A systematic review and meta-analysis was performed including randomized controlled trials of short-term high-dose statins (compared with either low-dose statin or placebo) for CIAKI prevention in patients undergoing coronary angiography. Study-specific odds ratios (ORs) were calculated, and between-study heterogeneity was assessed using the I2 statistic. We used a random-effects model meta-analysis to pool the OR. Twelve RCTs, including 5,564 patients, were included. CIAKI occurred in 94 of 2,769 patients (3.4%) pretreated with high-dose statins and 213 of 2,795 patients (7.6%) in the low-dose or no-statin group (OR 0.43, 95% confidence interval [CI] 0.33 to 0.55, I2 = 19%, p less than 0.001). Subgroup analysis showed that the occurrence of CIAKI did not differ in patients with diabetes (OR 0.60, 95% CI 0.43 to 0.85, I2 = 0%, p = 0.004) or in patients with documented renal insufficiency (creatinine clearance les than 60 ml/min/m2; OR 0.66, 95% CI 0.45 to 0.96, I2 = 0%, p = 0.03). In conclusion, pretreatment with high-dose statins, compared with low-dose statins or placebo, in patients undergoing coronary angiography reduces the incidence of CIAKI. This benefit was seen irrespective of the presence of diabetes and chronic kidney disease. Future studies should identify optimum dosing protocols for each statin.

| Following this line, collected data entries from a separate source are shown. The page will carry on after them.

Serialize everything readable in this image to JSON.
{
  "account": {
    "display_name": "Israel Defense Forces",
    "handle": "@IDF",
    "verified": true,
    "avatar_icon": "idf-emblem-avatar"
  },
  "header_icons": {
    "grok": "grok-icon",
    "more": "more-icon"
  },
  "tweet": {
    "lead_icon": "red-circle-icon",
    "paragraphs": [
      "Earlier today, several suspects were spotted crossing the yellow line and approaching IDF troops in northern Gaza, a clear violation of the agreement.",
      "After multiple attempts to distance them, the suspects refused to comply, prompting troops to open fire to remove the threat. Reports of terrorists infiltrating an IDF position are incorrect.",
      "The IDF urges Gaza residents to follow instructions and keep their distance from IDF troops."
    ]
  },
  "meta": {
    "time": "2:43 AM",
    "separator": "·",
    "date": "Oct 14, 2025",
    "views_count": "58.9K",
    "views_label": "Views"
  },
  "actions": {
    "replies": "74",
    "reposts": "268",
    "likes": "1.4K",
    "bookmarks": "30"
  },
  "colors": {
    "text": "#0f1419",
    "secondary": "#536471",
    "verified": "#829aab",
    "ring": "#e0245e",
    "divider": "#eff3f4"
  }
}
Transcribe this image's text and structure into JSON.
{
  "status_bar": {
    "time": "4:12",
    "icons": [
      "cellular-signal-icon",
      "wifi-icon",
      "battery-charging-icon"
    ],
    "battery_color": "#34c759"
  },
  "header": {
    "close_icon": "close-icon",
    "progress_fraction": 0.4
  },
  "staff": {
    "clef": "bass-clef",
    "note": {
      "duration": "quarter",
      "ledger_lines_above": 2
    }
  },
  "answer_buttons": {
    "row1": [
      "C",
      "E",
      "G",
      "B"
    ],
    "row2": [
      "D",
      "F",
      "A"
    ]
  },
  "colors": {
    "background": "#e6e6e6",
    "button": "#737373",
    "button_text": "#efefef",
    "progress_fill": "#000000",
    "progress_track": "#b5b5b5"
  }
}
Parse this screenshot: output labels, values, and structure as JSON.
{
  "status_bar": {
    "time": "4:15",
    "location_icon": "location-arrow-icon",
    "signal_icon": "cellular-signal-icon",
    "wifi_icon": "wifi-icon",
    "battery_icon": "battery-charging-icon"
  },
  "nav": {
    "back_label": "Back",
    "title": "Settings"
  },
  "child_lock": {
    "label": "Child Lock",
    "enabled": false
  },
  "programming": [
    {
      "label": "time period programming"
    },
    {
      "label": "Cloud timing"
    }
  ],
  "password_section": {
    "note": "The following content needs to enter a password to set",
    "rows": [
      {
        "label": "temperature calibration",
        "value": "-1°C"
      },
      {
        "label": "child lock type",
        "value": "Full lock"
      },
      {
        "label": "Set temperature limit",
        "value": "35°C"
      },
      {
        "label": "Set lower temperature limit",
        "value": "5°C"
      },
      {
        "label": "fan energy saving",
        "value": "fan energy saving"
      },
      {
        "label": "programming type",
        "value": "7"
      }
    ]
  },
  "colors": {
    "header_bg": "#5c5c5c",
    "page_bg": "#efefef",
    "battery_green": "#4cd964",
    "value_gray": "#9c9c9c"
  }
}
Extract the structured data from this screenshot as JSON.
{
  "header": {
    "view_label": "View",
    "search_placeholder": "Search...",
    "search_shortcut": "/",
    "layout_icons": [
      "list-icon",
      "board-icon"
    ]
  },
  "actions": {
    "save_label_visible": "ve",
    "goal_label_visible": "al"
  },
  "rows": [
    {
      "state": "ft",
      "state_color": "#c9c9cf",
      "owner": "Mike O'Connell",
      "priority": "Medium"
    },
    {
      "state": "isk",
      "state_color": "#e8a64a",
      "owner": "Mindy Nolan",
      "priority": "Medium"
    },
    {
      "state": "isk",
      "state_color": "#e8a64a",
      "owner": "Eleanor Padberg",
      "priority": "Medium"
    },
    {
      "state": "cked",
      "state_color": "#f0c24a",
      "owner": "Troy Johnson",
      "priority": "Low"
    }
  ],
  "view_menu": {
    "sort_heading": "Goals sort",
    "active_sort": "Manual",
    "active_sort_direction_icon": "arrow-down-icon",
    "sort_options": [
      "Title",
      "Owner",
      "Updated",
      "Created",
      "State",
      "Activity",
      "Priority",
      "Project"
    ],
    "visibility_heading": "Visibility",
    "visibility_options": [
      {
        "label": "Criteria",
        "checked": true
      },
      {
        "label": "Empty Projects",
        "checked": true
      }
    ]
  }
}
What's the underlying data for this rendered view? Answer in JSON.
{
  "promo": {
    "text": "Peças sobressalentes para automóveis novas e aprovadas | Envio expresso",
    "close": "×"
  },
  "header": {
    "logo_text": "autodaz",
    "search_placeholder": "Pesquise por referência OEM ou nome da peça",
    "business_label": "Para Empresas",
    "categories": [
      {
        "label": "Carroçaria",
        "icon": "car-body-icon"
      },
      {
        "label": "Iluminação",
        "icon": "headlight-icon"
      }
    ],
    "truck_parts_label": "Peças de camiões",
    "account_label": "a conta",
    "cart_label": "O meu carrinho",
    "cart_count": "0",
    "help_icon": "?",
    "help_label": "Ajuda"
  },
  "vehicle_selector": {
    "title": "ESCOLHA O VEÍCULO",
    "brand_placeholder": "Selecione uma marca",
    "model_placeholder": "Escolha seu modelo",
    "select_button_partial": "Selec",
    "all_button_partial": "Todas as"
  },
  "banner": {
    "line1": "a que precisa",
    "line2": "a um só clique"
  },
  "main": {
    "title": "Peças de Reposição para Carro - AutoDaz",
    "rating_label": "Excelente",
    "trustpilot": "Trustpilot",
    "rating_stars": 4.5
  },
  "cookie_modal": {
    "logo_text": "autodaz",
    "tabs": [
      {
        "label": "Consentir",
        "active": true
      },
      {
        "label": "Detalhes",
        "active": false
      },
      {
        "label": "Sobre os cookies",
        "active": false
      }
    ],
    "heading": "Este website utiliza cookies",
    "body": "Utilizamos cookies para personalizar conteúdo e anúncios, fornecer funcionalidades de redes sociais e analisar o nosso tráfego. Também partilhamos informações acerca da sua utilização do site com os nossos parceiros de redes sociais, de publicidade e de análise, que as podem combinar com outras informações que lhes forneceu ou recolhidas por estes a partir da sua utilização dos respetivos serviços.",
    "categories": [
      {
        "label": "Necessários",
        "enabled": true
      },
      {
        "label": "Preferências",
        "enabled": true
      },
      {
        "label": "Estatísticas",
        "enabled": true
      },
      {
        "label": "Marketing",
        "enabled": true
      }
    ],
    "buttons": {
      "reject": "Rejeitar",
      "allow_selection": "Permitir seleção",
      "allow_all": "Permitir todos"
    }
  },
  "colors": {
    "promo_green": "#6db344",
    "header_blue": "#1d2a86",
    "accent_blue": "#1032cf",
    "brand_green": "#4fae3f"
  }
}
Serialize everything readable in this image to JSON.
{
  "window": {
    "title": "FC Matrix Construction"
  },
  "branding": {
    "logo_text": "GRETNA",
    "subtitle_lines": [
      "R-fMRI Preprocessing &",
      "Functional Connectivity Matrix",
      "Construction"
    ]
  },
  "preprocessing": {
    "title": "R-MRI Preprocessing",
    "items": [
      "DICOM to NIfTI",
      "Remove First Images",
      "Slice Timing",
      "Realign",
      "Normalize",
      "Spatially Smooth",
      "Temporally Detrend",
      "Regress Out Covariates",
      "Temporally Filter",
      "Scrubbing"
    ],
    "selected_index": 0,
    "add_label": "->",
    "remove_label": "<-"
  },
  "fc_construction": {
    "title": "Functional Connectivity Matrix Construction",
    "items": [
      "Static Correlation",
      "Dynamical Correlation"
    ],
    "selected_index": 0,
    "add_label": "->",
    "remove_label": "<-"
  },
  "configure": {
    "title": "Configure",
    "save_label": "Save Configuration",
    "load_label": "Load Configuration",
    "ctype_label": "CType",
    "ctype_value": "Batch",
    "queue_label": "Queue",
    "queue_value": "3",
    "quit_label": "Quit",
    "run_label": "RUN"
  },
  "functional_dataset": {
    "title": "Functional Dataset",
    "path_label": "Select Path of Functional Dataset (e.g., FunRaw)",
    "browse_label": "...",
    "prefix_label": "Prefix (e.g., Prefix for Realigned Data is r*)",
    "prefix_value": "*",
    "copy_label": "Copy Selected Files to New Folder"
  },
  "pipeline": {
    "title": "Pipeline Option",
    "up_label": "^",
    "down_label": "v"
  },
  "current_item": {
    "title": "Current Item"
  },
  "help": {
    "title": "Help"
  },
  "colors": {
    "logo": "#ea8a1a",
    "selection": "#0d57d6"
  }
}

Statin-associated autoimmune necrotizing myopathy


This recently emerging entity is the topic of a review in the Cleveland Clinic Journal of Medicine.

Some points of interest:

The principal cause is autoantibody to HMG coenzyme A reductase, the site of action of statins.

Unlike other statin associated myopathies it does not resolve with stopping the drug and requires immunosuppression.

In the spectrum of statin associated myopathy three principal entities have emerged: 1) simple myalgias without CK elevation; 2) myositis with elevated CK which resolves on drug discontinuation; and 3) the autoimmune entity just described.


Another example of a “non-STEMI” that needed to go to the cath lab



Increased T wave amplitude was the only finding on the initial ECG and highlights the rule of proportionality.